Hari Kartini Jadi Momentum, Perempuan KPB Guncang Kesadaran Keselamatan Kerja
BALIKPAPAN, Metrokaltim.com – Peringatan Hari Kartini dimanfaatkan PT Kilang Pertamina Balikpapan (KPB) untuk menegaskan pentingnya budaya keselamatan kerja dengan pendekatan yang lebih dekat dengan kehidupan pekerja, yakni melalui keterlibatan keluarga.
Melalui program Woman Positive Safety Intervention (WPSI), perusahaan menghadirkan suasana berbeda di lingkungan proyek kilang. Tidak hanya mengandalkan prosedur formal, pendekatan ini menitikberatkan pada sentuhan emosional dengan menghadirkan keluarga pekerja sebagai bagian dari upaya membangun kesadaran keselamatan.
Kehadiran anggota keluarga di area kerja menjadi simbol kuat bahwa setiap aktivitas pekerjaan memiliki dampak yang lebih luas. Para pekerja diingatkan bahwa keselamatan diri tidak hanya berkaitan dengan tanggung jawab individu, tetapi juga harapan orang-orang terdekat di rumah.
Salah satu anggota keluarga pekerja, Mei, menyampaikan pesan sederhana namun bermakna kepada para pekerja. Ia mengingatkan pentingnya menggunakan alat pelindung diri dan bekerja dengan hati-hati agar dapat kembali ke rumah dengan selamat.
Pengalaman serupa dirasakan Emmanuel, pekerja kontraktor precommissioning, yang mengaku mendapatkan kejutan berupa kehadiran sosok istri sebagai representasi keluarga pekerja. Menurutnya, momen tersebut memberikan dorongan moral untuk lebih peduli terhadap keselamatan diri dan rekan kerja.
Data perusahaan menunjukkan, jumlah pekerja perempuan di KPB mencapai 212 orang atau sekitar 12,47 persen dari total tenaga kerja. Meski berada di sektor minyak dan gas yang didominasi laki-laki, kehadiran perempuan dinilai memberi kontribusi penting dalam membangun budaya kerja yang lebih inklusif, termasuk dalam aspek keselamatan.
Vice President Legal & Relation PT KPB, Asep Sulaeman, menyatakan bahwa nilai-nilai yang diperjuangkan Kartini sejalan dengan upaya perusahaan dalam menanamkan budaya keselamatan. Ia menekankan pentingnya kepedulian antarpekerja sebagai bagian dari penerapan prinsip HSSE Golden Rules Pertamina.

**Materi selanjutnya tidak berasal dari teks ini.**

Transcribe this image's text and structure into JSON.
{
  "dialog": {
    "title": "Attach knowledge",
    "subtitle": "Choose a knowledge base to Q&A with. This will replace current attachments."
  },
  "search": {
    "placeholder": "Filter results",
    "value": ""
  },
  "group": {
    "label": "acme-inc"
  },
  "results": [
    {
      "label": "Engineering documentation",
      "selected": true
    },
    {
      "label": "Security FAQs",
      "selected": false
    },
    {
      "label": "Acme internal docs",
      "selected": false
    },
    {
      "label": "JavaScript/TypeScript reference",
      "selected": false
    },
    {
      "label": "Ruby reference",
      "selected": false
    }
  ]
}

Menurutnya, keselamatan kerja tidak semata soal kepatuhan terhadap aturan, tetapi juga kesadaran bersama untuk saling menjaga. Dengan pendekatan yang lebih humanis, diharapkan pesan keselamatan dapat diterima lebih kuat oleh seluruh pekerja.
Pada akhirnya, tujuan utama dari berbagai inisiatif tersebut adalah memastikan setiap pekerja dapat kembali ke rumah dengan selamat setelah menyelesaikan tugasnya.